The GOP candidates were not expected to prevail in deep-blue New Jersey or in Democratic-leaning Virginia, but the Democrats had wide margins of victory and exit polls showed Republican candidates were largely abandoned by women, independents and Latino voters just a year after they helped Mr. Trump win a second term.

Democrats see the results as a hopeful sign for the midterm elections, when they hope to retake majorities in the House and Senate.

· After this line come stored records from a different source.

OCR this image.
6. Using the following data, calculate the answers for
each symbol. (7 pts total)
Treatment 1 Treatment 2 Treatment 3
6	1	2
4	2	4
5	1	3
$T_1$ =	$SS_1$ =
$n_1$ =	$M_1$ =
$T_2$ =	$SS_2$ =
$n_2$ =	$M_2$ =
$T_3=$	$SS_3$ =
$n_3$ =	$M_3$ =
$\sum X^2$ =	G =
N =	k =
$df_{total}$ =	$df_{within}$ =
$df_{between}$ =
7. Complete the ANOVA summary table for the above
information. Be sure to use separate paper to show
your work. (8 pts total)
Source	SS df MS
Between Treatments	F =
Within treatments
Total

Mr. Schumer said voters punished the GOP for rising prices associated with tariffs and higher energy costs, which Democrats say are connected to the Republicans’ elimination of taxpayer subsidies for wind and solar. Mr. Schumer said voters also blamed the GOP for the government shutdown, even though Democrats are blocking a stopgap bill to reopen the government. Voters viewed that impasse as the GOP’s fault, Mr. Schumer said, because Republicans have refused to fund the enhanced government subsidies for higher-income earners that were meant to be in place only for the duration of the pandemic.

“All year, Americans have been feeling the real-world repercussions of Trump’s policies,” Mr. Schumer said. “And last night, Republicans felt the political repercussions.”

Following his party’s losses on Tuesday, Mr. Trump quoted pollsters who said Republicans lost the elections because of the government shutdown and because Mr. Trump was not on the ballot.

But other Republican leaders rejected the shutdown as a driving factor in Tuesday’s results, particularly in states where Democrats were long favored to win.

“I think the shutdown fight and the elections are maybe somewhat related but not really,” Senate Majority Leader John Thune, South Dakota Republican, said. “The elections were going to be what they were going to be. With the shutdown, nobody wins. That is why we need to open up the government.”